デング熱に感染すると、3日から14日ほどの潜伏期間を経て、突然40度近い発熱を起こし、2日から7日ほど高熱が続きます。そのときに発疹、頭痛、骨関節痛、嘔気、嘔吐などの症状がみられ、白血球や血小板が減少するのが特徴です。デング熱は一過性で、通常は7日ほどすると熱が下がり始め、順調に回復にむかいます。ですが、まれに血しょう漏出と出血傾向を主症状とするデング出血熱を発症する場合があります。デング熱を起こすウイルスには、4種類あり、同じ型のウイルスに再び感染しても軽症ですみますが、異なる型のウイルスに感染すると免疫が過剰に働き重症化することがあります。インフルエンザと同様に流行する地域や時期がありますが、インフルエンザに比べると致死率はかなり低いといえます。

 

現在のところ、デングウイルスに対する認可されたワクチンはなく、経口補水治療や点滴、輸血などの対症療法しか行えないため、ウイルスを媒介する蚊に刺されないようにすることが一番の対策です。デング熱を媒介する蚊は比較的小さく、4ミリほどの大きさで、黒い体に白い縞が入っているのが特徴です。蚊は日中から夕方ごろまでの温かい時間帯に活動的になるため、屋外の蚊が多くいる場所にいく場合は、できるだけ肌を露出しない長袖、長ズボンを着用したり、露出する部分には蚊除けローションを使用し、屋内でも蚊取り線香を焚いたり、窓に蚊除けネットを張るなどすることが望ましいでしょう。
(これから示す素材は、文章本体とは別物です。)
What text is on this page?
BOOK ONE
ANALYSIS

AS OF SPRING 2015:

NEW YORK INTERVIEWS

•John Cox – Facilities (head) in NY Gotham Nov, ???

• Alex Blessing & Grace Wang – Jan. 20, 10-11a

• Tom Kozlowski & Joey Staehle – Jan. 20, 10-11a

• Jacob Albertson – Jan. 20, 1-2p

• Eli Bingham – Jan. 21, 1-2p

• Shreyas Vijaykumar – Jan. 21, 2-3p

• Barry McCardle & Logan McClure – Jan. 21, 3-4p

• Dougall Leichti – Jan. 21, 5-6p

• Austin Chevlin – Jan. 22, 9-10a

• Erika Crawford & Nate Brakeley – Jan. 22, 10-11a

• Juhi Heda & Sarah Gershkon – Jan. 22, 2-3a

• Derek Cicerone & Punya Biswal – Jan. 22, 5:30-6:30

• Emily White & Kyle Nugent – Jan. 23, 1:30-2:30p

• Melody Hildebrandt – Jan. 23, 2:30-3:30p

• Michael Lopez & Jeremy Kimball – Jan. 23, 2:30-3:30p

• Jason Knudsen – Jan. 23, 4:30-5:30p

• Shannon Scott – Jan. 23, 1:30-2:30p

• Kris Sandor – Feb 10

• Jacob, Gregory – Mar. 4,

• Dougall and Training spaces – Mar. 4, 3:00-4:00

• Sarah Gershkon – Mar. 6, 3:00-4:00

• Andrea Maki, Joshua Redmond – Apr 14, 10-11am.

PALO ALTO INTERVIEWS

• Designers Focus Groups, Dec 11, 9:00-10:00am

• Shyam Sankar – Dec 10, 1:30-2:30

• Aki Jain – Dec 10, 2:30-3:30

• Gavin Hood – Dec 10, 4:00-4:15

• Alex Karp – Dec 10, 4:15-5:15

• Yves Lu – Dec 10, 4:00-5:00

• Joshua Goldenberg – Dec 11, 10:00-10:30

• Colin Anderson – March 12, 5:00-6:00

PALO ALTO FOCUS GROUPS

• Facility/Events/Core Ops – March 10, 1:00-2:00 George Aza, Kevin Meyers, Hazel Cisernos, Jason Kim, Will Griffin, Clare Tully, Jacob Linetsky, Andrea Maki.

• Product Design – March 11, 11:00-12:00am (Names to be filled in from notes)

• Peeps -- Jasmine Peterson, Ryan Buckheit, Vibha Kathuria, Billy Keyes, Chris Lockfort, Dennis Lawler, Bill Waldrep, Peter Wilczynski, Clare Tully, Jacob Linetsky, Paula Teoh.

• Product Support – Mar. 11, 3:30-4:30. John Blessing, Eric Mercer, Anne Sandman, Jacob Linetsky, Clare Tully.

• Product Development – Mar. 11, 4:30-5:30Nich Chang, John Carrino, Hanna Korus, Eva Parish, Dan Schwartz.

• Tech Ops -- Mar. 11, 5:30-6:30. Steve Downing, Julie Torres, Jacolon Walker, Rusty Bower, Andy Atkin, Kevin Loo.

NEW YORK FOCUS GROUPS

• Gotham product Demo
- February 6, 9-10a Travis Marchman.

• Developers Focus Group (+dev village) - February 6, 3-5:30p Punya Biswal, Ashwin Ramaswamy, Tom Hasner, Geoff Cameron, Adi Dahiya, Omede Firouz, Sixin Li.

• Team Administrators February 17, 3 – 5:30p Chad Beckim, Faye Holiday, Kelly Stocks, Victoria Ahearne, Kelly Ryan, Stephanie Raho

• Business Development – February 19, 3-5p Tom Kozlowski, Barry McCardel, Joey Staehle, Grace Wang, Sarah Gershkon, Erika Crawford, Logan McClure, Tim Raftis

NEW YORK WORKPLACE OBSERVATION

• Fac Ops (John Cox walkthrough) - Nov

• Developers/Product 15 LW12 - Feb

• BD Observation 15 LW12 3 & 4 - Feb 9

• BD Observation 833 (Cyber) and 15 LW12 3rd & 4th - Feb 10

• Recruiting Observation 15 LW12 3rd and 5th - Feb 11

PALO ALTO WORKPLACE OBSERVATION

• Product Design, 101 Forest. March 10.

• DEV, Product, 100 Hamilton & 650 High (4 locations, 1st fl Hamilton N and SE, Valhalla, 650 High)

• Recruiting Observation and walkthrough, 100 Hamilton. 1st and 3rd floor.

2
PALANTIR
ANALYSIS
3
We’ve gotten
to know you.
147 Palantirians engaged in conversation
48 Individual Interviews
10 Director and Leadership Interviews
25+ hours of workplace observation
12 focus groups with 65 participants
また、部屋の中に長く服を干していると蚊が寄りつきやすいため、長く干さないようにすることも大切です。

 

もうひとつ、根本的なデング熱の感染予防として、媒介元である蚊を駆除する必要があります。蚊を駆除するためには、蚊の幼虫であるボウフラを発生させないようにしなければなりません。雨季にデング熱が流行するのは、降雨量が増えたことにより水溜りができ、蚊が卵を産みつける場所が増えるためです。都市化が進んだ現在では、雑木林や竹林だけでなく、人家周辺の桶、水槽、バケツ、空き缶、花びん、鳥のエサ皿などの小さな水溜りでも繁殖してしまいます。そのため水の入った容器を空にしたり、防除剤を撒くなどしなければならないのです。

 

インドネシアでは、蚊を撲滅するための社会対策として、貯水容器に水を貯めずに流すこと、貯水容器のふたは開けっ放しにせずに閉めること、使っていない貯水容器はリサイクルをして置きっぱなしにしないこと、そしてその他の小さな心がけを総称した「3M PLUS」という取り組みを行っています。蚊は卵を産みつけてから飛び立つまで8日から10日かかるため、1週間に1度貯水容器を清掃すれば蚊の繁殖を抑えられることになります。

 

また、このような小さな心がけは徹底が難しいため、ボウフラ監視員と呼ばれる、近所でボウフラが発生しそうな水溜りができていないか近隣住民の家を訪れて啓蒙活動を続けている人もいます。活動の効果もあり、南ジャカルタのある地域では1,115世帯のうち796名もの家長がボウフラ監視員のメンバーに加わり、住宅の内外22箇所を自ら確認するようになりました。ただし、より大規模に、そして継続的に実施しなければ成果につながらないため、各家庭だけでなく、学校、会社、市場、病院、礼拝所などの公共機関でも、デング熱の発症が少しでもなくなるよう地道な取り組みが期待されています。